Single by Shawnna

from the album Block Music and Disturbing tha Peace
- Released: December 3, 2005
- Recorded: 2005
- Genre: Dirty rap
- Length: 3:21 (Original version) 5:41 (Album Remix) 7:30 (Extended Remix)
- Label: Disturbing tha Peace; Def Jam;
- Songwriters: Rashawnna Guy; Bryant Bell; Todd Shaw; Stuart Jordan; Ramone Gooden;
- Producer: Xcel

Shawnna singles chronology
| "Weight a Minute" (2003) | "Gettin' Some" (2005) | "Damn" (2006) |

Music video
- "Gettin' Some" on YouTube

= Gettin' Some =

"Gettin' Some" (explicitly titled "Gettin' Some Head" in the explicit version) is a song by American hip hop recording artist Shawnna. It was released on December 3, 2005, via Disturbing tha Peace/Def Jam Recordings as a single from her second studio album Block Music. The original version of "Gettin' Some" appears on Block Music as a hidden track. The song samples Too Short's "Blowjob Betty".

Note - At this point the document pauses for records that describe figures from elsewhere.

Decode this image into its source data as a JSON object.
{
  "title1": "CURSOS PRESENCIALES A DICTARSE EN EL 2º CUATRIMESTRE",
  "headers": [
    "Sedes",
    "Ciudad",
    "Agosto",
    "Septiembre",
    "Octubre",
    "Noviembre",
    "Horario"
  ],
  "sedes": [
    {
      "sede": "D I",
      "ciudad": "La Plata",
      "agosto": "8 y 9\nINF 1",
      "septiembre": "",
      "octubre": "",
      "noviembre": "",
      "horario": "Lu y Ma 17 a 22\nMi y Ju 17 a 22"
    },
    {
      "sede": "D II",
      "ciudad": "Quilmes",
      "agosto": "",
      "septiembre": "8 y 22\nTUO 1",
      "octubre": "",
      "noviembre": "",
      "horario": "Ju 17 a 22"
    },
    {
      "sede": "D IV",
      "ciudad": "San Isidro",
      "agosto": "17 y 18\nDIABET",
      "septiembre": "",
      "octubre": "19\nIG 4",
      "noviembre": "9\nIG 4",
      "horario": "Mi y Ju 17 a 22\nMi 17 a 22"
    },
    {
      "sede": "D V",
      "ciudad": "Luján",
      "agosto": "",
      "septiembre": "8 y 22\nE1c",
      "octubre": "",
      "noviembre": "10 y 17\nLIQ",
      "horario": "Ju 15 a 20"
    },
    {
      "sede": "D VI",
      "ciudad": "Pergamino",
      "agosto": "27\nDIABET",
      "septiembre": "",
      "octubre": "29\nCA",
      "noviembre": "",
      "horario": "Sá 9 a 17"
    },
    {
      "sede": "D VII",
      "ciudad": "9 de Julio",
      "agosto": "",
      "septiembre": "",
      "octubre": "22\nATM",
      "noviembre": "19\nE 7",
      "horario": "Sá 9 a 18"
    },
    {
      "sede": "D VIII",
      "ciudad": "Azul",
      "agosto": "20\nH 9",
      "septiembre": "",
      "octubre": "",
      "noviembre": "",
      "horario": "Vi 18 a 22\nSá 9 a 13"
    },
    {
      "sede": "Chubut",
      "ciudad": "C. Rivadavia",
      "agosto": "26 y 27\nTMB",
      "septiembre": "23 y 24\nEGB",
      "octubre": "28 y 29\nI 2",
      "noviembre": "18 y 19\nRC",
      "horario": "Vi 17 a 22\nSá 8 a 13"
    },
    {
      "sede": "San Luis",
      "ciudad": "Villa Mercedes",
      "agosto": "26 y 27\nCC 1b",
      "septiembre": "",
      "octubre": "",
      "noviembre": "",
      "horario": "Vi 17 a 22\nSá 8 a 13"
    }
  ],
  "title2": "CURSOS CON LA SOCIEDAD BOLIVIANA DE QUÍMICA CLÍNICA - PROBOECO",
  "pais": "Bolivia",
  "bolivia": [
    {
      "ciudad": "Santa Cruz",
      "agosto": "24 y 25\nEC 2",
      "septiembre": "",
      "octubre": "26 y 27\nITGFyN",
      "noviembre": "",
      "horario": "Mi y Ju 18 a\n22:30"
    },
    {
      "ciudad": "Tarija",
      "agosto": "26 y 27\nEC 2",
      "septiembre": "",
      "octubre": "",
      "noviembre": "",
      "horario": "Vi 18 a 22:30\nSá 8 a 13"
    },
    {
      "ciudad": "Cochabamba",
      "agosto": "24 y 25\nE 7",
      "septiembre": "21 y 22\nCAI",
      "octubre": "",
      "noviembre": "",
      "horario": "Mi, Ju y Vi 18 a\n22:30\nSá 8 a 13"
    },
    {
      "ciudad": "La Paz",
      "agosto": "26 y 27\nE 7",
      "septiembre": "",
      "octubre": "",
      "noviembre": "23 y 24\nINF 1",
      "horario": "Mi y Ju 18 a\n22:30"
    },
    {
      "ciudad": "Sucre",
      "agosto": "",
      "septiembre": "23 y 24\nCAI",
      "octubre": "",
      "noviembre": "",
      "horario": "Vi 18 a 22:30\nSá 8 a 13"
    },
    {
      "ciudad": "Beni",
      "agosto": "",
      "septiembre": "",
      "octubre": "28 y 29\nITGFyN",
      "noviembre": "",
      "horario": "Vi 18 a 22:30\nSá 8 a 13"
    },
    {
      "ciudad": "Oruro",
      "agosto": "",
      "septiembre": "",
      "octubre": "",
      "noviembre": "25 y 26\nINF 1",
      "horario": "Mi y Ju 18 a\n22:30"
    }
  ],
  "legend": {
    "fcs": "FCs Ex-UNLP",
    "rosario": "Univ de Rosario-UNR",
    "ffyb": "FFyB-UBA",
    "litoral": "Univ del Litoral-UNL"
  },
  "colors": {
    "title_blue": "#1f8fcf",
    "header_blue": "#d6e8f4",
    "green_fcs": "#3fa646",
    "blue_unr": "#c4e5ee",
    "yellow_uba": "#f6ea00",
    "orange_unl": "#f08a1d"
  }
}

The radio edit of the song features rapper Ludacris. The song is a reference to oral sex as the rappers tell in the song's chorus about receiving oral sex from women. The popularity of the song earned Shawnna her first platinum certification as a solo artist by the Recording Industry Association of America on December 6, 2006. The music video included Chicago model Candy Brooks as the "oohs and aahs girl".

Professional ratings
Review scores
| Source | Rating |
| AllMusic | Star |

==Remixes==
The official remix that can be found on the Block Music album features Too Short, Pharrell Williams, Ludacris and Lil Wayne. Another remix featuring Rick Ross, Pimp C and the same Lil' Wayne verse can be found on the official Disturbing tha Peace mixtape The DTP Takeover: Its An Epidemic. An extended remix was released on Shawnna's mixtape Block Party - The Mixtape featuring all the artists from the previous remixes, along with Dre of Cool & Dre, Shawn J of Field Mob, Pitbull, Fat Joe, Twista, Busta Rhymes and Jim Jones. Busta Rhymes' verse from this remix is taken from the mixtape freestyle he did over the beat with his artist Labba. Along with providing a verse for the official remix, Lil Wayne also recorded new verses to the instrumental on his 2006 mixtape Dedication 2. This version featured Pharrell's verse from the official remix.

==Track listing==

12" vinyl
| No. | Title | Producer(s) | Length |
|---|---|---|---|
| 1. | "Gettin' Some (Clean)" (performed by Shawnna) | Xcel |  |
| 2. | "Gettin' Some (Main)" (performed by Shawnna) | Xcel |  |
| 3. | "Gettin' Some (Instrumental)" (performed by Shawnna) | Xcel |  |
| 4. | "I'll Be Around" (performed by Shareefa) | Salaam Remi |  |
| 5. | "That's My Shit" (performed by Ludacris, Field Mob, Playaz Circle and Perfect Harmany) | The Trak Starz |  |
| 6. | "DTP for Life" (performed by Ludacris, I-20 and Lil' Fate) | Salaam Remi; Staybent Krunk-a-Delic; |  |

==Charts==

===Weekly charts===

| Chart (2006) | Peak position |
|---|---|
| US Billboard Hot 100 | 31 |
| US Hot R&B/Hip-Hop Songs (Billboard) | 4 |
| US Hot Rap Songs (Billboard) | 5 |
| US Rhythmic Airplay (Billboard) | 16 |
| US Radio Songs (Billboard) | 18 |

===Year-end charts===

| Chart (2006) | Position |
|---|---|
| US Hot R&B/Hip-Hop Songs (Billboard) | 35 |

==Certifications==

| Region | Certification | Certified units/sales |
| United States (RIAA) | Platinum | 1,000,000^{^} |
^{^} Shipments figures based on certification alone.